Ding-Ze Hu

Software Engineer with a focus on Python, data engineering, and full-stack development — orienting toward AI / ML-adjacent roles. Based in Hamburg with three years of professional experience at DESY, an MSc in Computer Science from Göttingen, and working proficiency across Mandarin (native), English (C1), and German (B1).

Professional experience

Hands-on ownership of data-centric systems, research tooling, and full-stack delivery in a large scientific organisation.

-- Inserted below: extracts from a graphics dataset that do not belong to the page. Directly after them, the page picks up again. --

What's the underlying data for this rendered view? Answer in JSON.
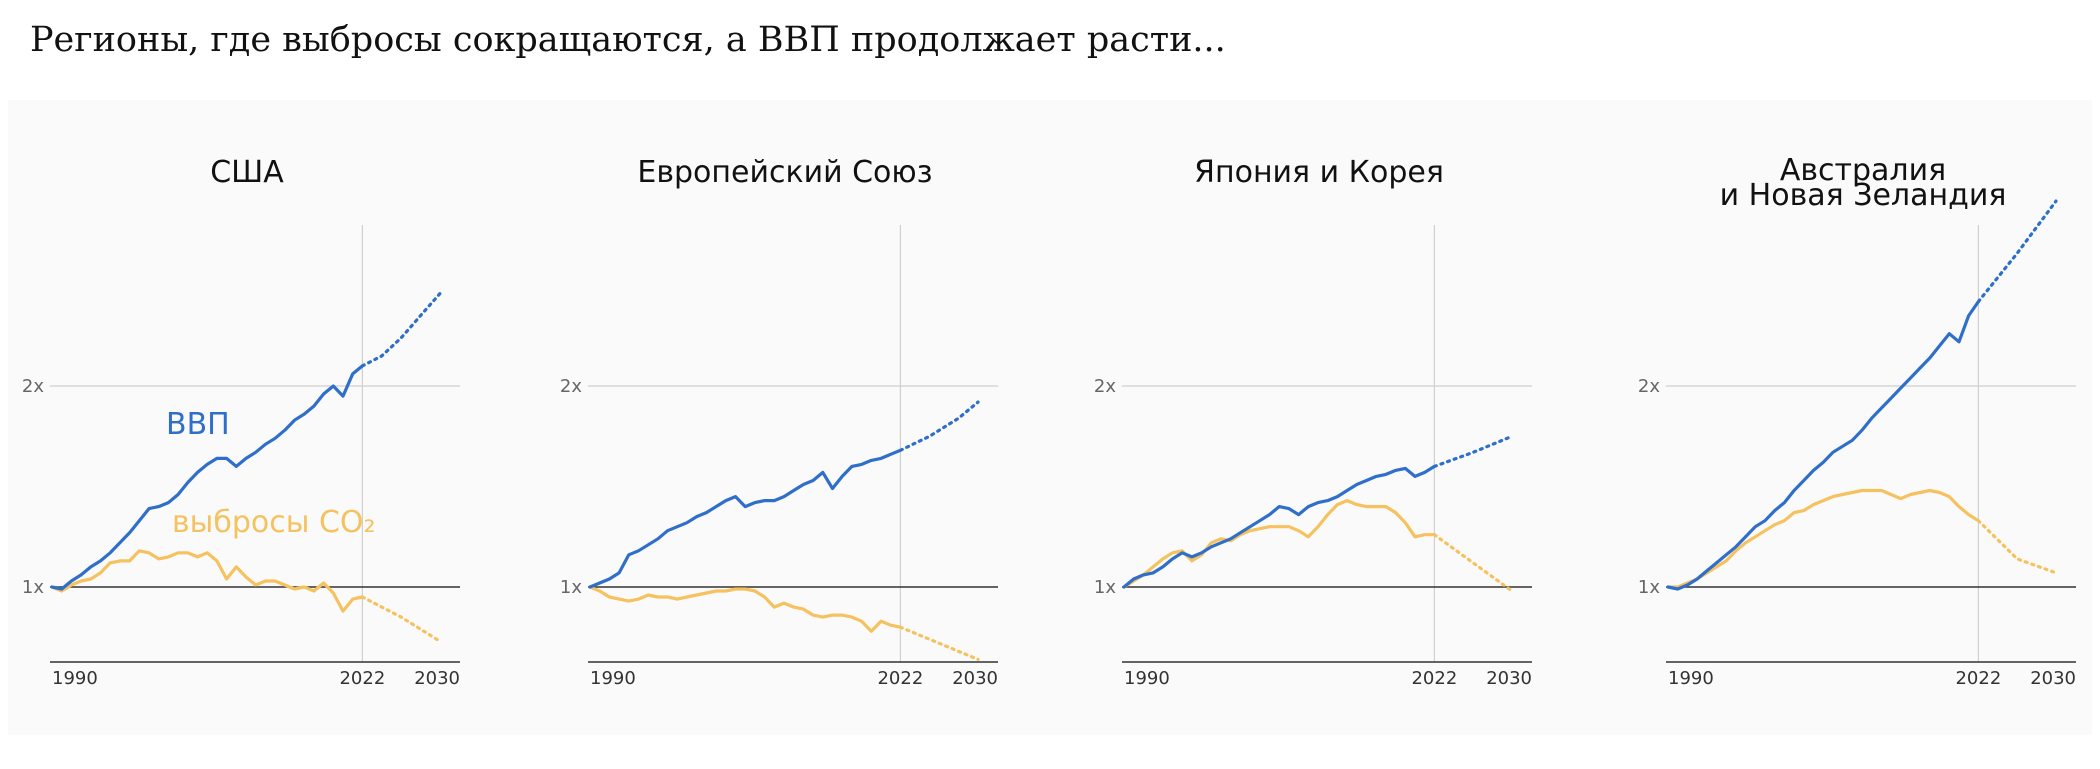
{
  "page_title": "Регионы, где выбросы сокращаются, а ВВП продолжает расти...",
  "colors": {
    "gdp": "#2f6fc9",
    "co2": "#f6c15f",
    "grid": "#cfcfcf",
    "baseline": "#333333",
    "background": "#fafafa"
  },
  "chart_data": [
    {
      "type": "line",
      "title": [
        "США"
      ],
      "x_ticks": [
        "1990",
        "2022",
        "2030"
      ],
      "y_ticks": [
        "1x",
        "2x"
      ],
      "xlim": [
        1990,
        2030
      ],
      "ylim": [
        0.64,
        2.92
      ],
      "series": [
        {
          "name": "ВВП",
          "label": "ВВП",
          "color": "#2f6fc9",
          "x": [
            1990,
            1991,
            1992,
            1993,
            1994,
            1995,
            1996,
            1997,
            1998,
            1999,
            2000,
            2001,
            2002,
            2003,
            2004,
            2005,
            2006,
            2007,
            2008,
            2009,
            2010,
            2011,
            2012,
            2013,
            2014,
            2015,
            2016,
            2017,
            2018,
            2019,
            2020,
            2021,
            2022
          ],
          "y": [
            1.0,
            0.99,
            1.03,
            1.06,
            1.1,
            1.13,
            1.17,
            1.22,
            1.27,
            1.33,
            1.39,
            1.4,
            1.42,
            1.46,
            1.52,
            1.57,
            1.61,
            1.64,
            1.64,
            1.6,
            1.64,
            1.67,
            1.71,
            1.74,
            1.78,
            1.83,
            1.86,
            1.9,
            1.96,
            2.0,
            1.95,
            2.06,
            2.1
          ],
          "projection": {
            "x": [
              2022,
              2024,
              2026,
              2028,
              2030
            ],
            "y": [
              2.1,
              2.15,
              2.24,
              2.35,
              2.46
            ]
          }
        },
        {
          "name": "выбросы CO₂",
          "label": "выбросы CO₂",
          "color": "#f6c15f",
          "x": [
            1990,
            1991,
            1992,
            1993,
            1994,
            1995,
            1996,
            1997,
            1998,
            1999,
            2000,
            2001,
            2002,
            2003,
            2004,
            2005,
            2006,
            2007,
            2008,
            2009,
            2010,
            2011,
            2012,
            2013,
            2014,
            2015,
            2016,
            2017,
            2018,
            2019,
            2020,
            2021,
            2022
          ],
          "y": [
            1.0,
            0.98,
            1.01,
            1.03,
            1.04,
            1.07,
            1.12,
            1.13,
            1.13,
            1.18,
            1.17,
            1.14,
            1.15,
            1.17,
            1.17,
            1.15,
            1.17,
            1.13,
            1.04,
            1.1,
            1.05,
            1.01,
            1.03,
            1.03,
            1.01,
            0.99,
            1.0,
            0.98,
            1.02,
            0.97,
            0.88,
            0.94,
            0.95
          ],
          "projection": {
            "x": [
              2022,
              2026,
              2030
            ],
            "y": [
              0.95,
              0.85,
              0.73
            ]
          }
        }
      ]
    },
    {
      "type": "line",
      "title": [
        "Европейский Союз"
      ],
      "x_ticks": [
        "1990",
        "2022",
        "2030"
      ],
      "y_ticks": [
        "1x",
        "2x"
      ],
      "xlim": [
        1990,
        2030
      ],
      "ylim": [
        0.64,
        2.92
      ],
      "series": [
        {
          "name": "ВВП",
          "color": "#2f6fc9",
          "x": [
            1990,
            1991,
            1992,
            1993,
            1994,
            1995,
            1996,
            1997,
            1998,
            1999,
            2000,
            2001,
            2002,
            2003,
            2004,
            2005,
            2006,
            2007,
            2008,
            2009,
            2010,
            2011,
            2012,
            2013,
            2014,
            2015,
            2016,
            2017,
            2018,
            2019,
            2020,
            2021,
            2022
          ],
          "y": [
            1.0,
            1.02,
            1.04,
            1.07,
            1.16,
            1.18,
            1.21,
            1.24,
            1.28,
            1.3,
            1.32,
            1.35,
            1.37,
            1.4,
            1.43,
            1.45,
            1.4,
            1.42,
            1.43,
            1.43,
            1.45,
            1.48,
            1.51,
            1.53,
            1.57,
            1.49,
            1.55,
            1.6,
            1.61,
            1.63,
            1.64,
            1.66,
            1.68
          ],
          "projection": {
            "x": [
              2022,
              2025,
              2028,
              2030
            ],
            "y": [
              1.68,
              1.75,
              1.84,
              1.92
            ]
          }
        },
        {
          "name": "выбросы CO₂",
          "color": "#f6c15f",
          "x": [
            1990,
            1991,
            1992,
            1993,
            1994,
            1995,
            1996,
            1997,
            1998,
            1999,
            2000,
            2001,
            2002,
            2003,
            2004,
            2005,
            2006,
            2007,
            2008,
            2009,
            2010,
            2011,
            2012,
            2013,
            2014,
            2015,
            2016,
            2017,
            2018,
            2019,
            2020,
            2021,
            2022
          ],
          "y": [
            1.0,
            0.98,
            0.95,
            0.94,
            0.93,
            0.94,
            0.96,
            0.95,
            0.95,
            0.94,
            0.95,
            0.96,
            0.97,
            0.98,
            0.98,
            0.99,
            0.99,
            0.98,
            0.95,
            0.9,
            0.92,
            0.9,
            0.89,
            0.86,
            0.85,
            0.86,
            0.86,
            0.85,
            0.83,
            0.78,
            0.83,
            0.81,
            0.8
          ],
          "projection": {
            "x": [
              2022,
              2026,
              2030
            ],
            "y": [
              0.8,
              0.72,
              0.64
            ]
          }
        }
      ]
    },
    {
      "type": "line",
      "title": [
        "Япония и Корея"
      ],
      "x_ticks": [
        "1990",
        "2022",
        "2030"
      ],
      "y_ticks": [
        "1x",
        "2x"
      ],
      "xlim": [
        1990,
        2030
      ],
      "ylim": [
        0.64,
        2.92
      ],
      "series": [
        {
          "name": "ВВП",
          "color": "#2f6fc9",
          "x": [
            1990,
            1991,
            1992,
            1993,
            1994,
            1995,
            1996,
            1997,
            1998,
            1999,
            2000,
            2001,
            2002,
            2003,
            2004,
            2005,
            2006,
            2007,
            2008,
            2009,
            2010,
            2011,
            2012,
            2013,
            2014,
            2015,
            2016,
            2017,
            2018,
            2019,
            2020,
            2021,
            2022
          ],
          "y": [
            1.0,
            1.04,
            1.06,
            1.07,
            1.1,
            1.14,
            1.17,
            1.15,
            1.17,
            1.2,
            1.22,
            1.24,
            1.27,
            1.3,
            1.33,
            1.36,
            1.4,
            1.39,
            1.36,
            1.4,
            1.42,
            1.43,
            1.45,
            1.48,
            1.51,
            1.53,
            1.55,
            1.56,
            1.58,
            1.59,
            1.55,
            1.57,
            1.6
          ],
          "projection": {
            "x": [
              2022,
              2026,
              2030
            ],
            "y": [
              1.6,
              1.67,
              1.75
            ]
          }
        },
        {
          "name": "выбросы CO₂",
          "color": "#f6c15f",
          "x": [
            1990,
            1991,
            1992,
            1993,
            1994,
            1995,
            1996,
            1997,
            1998,
            1999,
            2000,
            2001,
            2002,
            2003,
            2004,
            2005,
            2006,
            2007,
            2008,
            2009,
            2010,
            2011,
            2012,
            2013,
            2014,
            2015,
            2016,
            2017,
            2018,
            2019,
            2020,
            2021,
            2022
          ],
          "y": [
            1.0,
            1.03,
            1.06,
            1.1,
            1.14,
            1.17,
            1.18,
            1.13,
            1.16,
            1.22,
            1.24,
            1.23,
            1.26,
            1.28,
            1.29,
            1.3,
            1.3,
            1.3,
            1.28,
            1.25,
            1.3,
            1.36,
            1.41,
            1.43,
            1.41,
            1.4,
            1.4,
            1.4,
            1.37,
            1.32,
            1.25,
            1.26,
            1.26
          ],
          "projection": {
            "x": [
              2022,
              2026,
              2030
            ],
            "y": [
              1.26,
              1.12,
              0.98
            ]
          }
        }
      ]
    },
    {
      "type": "line",
      "title": [
        "Австралия",
        "и Новая Зеландия"
      ],
      "x_ticks": [
        "1990",
        "2022",
        "2030"
      ],
      "y_ticks": [
        "1x",
        "2x"
      ],
      "xlim": [
        1990,
        2030
      ],
      "ylim": [
        0.64,
        2.92
      ],
      "series": [
        {
          "name": "ВВП",
          "color": "#2f6fc9",
          "x": [
            1990,
            1991,
            1992,
            1993,
            1994,
            1995,
            1996,
            1997,
            1998,
            1999,
            2000,
            2001,
            2002,
            2003,
            2004,
            2005,
            2006,
            2007,
            2008,
            2009,
            2010,
            2011,
            2012,
            2013,
            2014,
            2015,
            2016,
            2017,
            2018,
            2019,
            2020,
            2021,
            2022
          ],
          "y": [
            1.0,
            0.99,
            1.01,
            1.04,
            1.08,
            1.12,
            1.16,
            1.2,
            1.25,
            1.3,
            1.33,
            1.38,
            1.42,
            1.48,
            1.53,
            1.58,
            1.62,
            1.67,
            1.7,
            1.73,
            1.78,
            1.84,
            1.89,
            1.94,
            1.99,
            2.04,
            2.09,
            2.14,
            2.2,
            2.26,
            2.22,
            2.35,
            2.42
          ],
          "projection": {
            "x": [
              2022,
              2026,
              2030
            ],
            "y": [
              2.42,
              2.66,
              2.92
            ]
          }
        },
        {
          "name": "выбросы CO₂",
          "color": "#f6c15f",
          "x": [
            1990,
            1991,
            1992,
            1993,
            1994,
            1995,
            1996,
            1997,
            1998,
            1999,
            2000,
            2001,
            2002,
            2003,
            2004,
            2005,
            2006,
            2007,
            2008,
            2009,
            2010,
            2011,
            2012,
            2013,
            2014,
            2015,
            2016,
            2017,
            2018,
            2019,
            2020,
            2021,
            2022
          ],
          "y": [
            1.0,
            1.0,
            1.02,
            1.04,
            1.07,
            1.1,
            1.13,
            1.18,
            1.22,
            1.25,
            1.28,
            1.31,
            1.33,
            1.37,
            1.38,
            1.41,
            1.43,
            1.45,
            1.46,
            1.47,
            1.48,
            1.48,
            1.48,
            1.46,
            1.44,
            1.46,
            1.47,
            1.48,
            1.47,
            1.45,
            1.4,
            1.36,
            1.33
          ],
          "projection": {
            "x": [
              2022,
              2026,
              2030
            ],
            "y": [
              1.33,
              1.14,
              1.07
            ]
          }
        }
      ]
    }
  ]
}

Software Engineer (Full Stack)

Deutsches Elektronen-Synchrotron (DESY) — Hamburg · Apr 2023 – present

  • Architected and optimized scalable metadata schemas and Python-based automation engines, reducing manual data collection overhead.
  • Led the containerization of complex research environments using Docker, ensuring 100% reproducibility and streamlining deployment across distributed systems.
  • Designed and maintained end-to-end data pipelines. Implemented automated data cleaning and transformation workflows, ensuring 100% reproducibility for production-ready research.
  • Delivered production-ready full-stack features (Django, React) used by 10+ research teams, improving discoverability and accessibility of scientific data.
  • Took ownership of end-to-end features—from data ingestion and backend services to frontend delivery.
  • Acted as a technical bridge between research users and engineering solutions, translating vague scientific requirements into robust, deployable software systems.

About

I build software that helps researchers find, trust, and use their data — mostly in Python, with solid full-stack and DevOps habits.

Portrait of Ding-Ze Hu

At DESY in Hamburg, I build the Python services and data pipelines that 10+ research teams depend on daily — from metadata ingestion through to the Django/React interfaces they actually use. My MSc at Göttingen focused on database performance for real-time analysis (thesis at GWDG), which still shapes how I think about data-intensive systems.

Technical skills

Programming

Python (Pandas, NumPy, Scikit-learn) SQL (PostgreSQL, MySQL) Typescript C++

Frameworks

Django React Next.js

Databases

Supabase PostgreSQL MongoDB MySQL Redis InfluxDB

Data & ML

Anomaly Detection Time Series Forecasting Graph Embeddings Geospatial Visualization Leaflet ECharts

DevOps & tools

Docker Git GitHub CI/CD

Projects

Thesis benchmark chart: full retrieval comparison figure

In-Memory Database Solution for near Real-Time Data Analysis

Oct 2021 – Jun 2022 · Master’s thesis at GWDG

  • Benchmarked Redis and MongoDB as in-memory caching layers for IoT time-series data stored in InfluxDB, comparing fetch/write performance and memory consumption across custom data structures.
  • Designed three Redis schema variants (sorted sets with pickled data, sorted sets with hashes, multi-set composite) and optimized MongoDB queries using pagination and custom _id indexing — achieving 10x retrieval speedup over legacy InfluxDB queries.
  • Technologies: Python, Pandas, NumPy, Redis, MongoDB, InfluxDB, Jupyter Notebook
Screenshot of the data visualization and network project

Data Visualization & Graph Engineering

Apr 2021 – Jul 2022

  • Developed a high-performance scraping engine to extract publication datasets from Semantic Scholar; processed and cleaned complex relational data.
  • Implemented graph embedding techniques to transform publication metadata into 2D coordinates for interactive network visualizations.
  • Technologies used: Python, Pandas, NumPy, HTML, Graph embeddings, Node.js
Visualization from the sensor data forecasting project

Analysis and Prediction of Sensor Data to build a Forecast Model Using AI Technology

Nov 2019 – Apr 2020

  • High-Scale Time-Series Forecasting & ML Pipeline (drawn from a 20B+ record dataset). Architected a processing pipeline for 20B+ records, implementing advanced outlier detection, feature extraction, and ML models for environmental trend forecasting.
  • Developed dynamic heat maps to visualize temporal temperature variations.
  • Built and deployed predictive models for environmental trend forecasting based on large-scale citizen-science datasets.

Qualification

Master of Science in Computer Science

Georg-August-Universität Göttingen

Oct 2018 – Jun 2022

  • Focus: Machine Learning, Databases, Big Data, Software Development
  • Thesis in GWDG: In-Memory Database Solution for near Real-Time data analysis.

Bachelor of Science in Information and Telecommunications Engineering

Ming Chuan University, Taipei, Taiwan

Sep 2014 – Jun 2018

  • Bachelor thesis: Design and Implementation of Network Performance Testing Website
  • Designed and developed a web application to measure real-time network Quality of Service (QoS) parameters.
  • Implemented functionality for users to run tests and analyze performance results in real time.

Certifications

  • CCNA (Cisco Certified Network Associate) – Routing and Switching
  • Oracle Certified Professional, Java SE 6 Programmer
  • Certified Android Mobile App Developer, Ministry of Economic Affairs, R.O.C.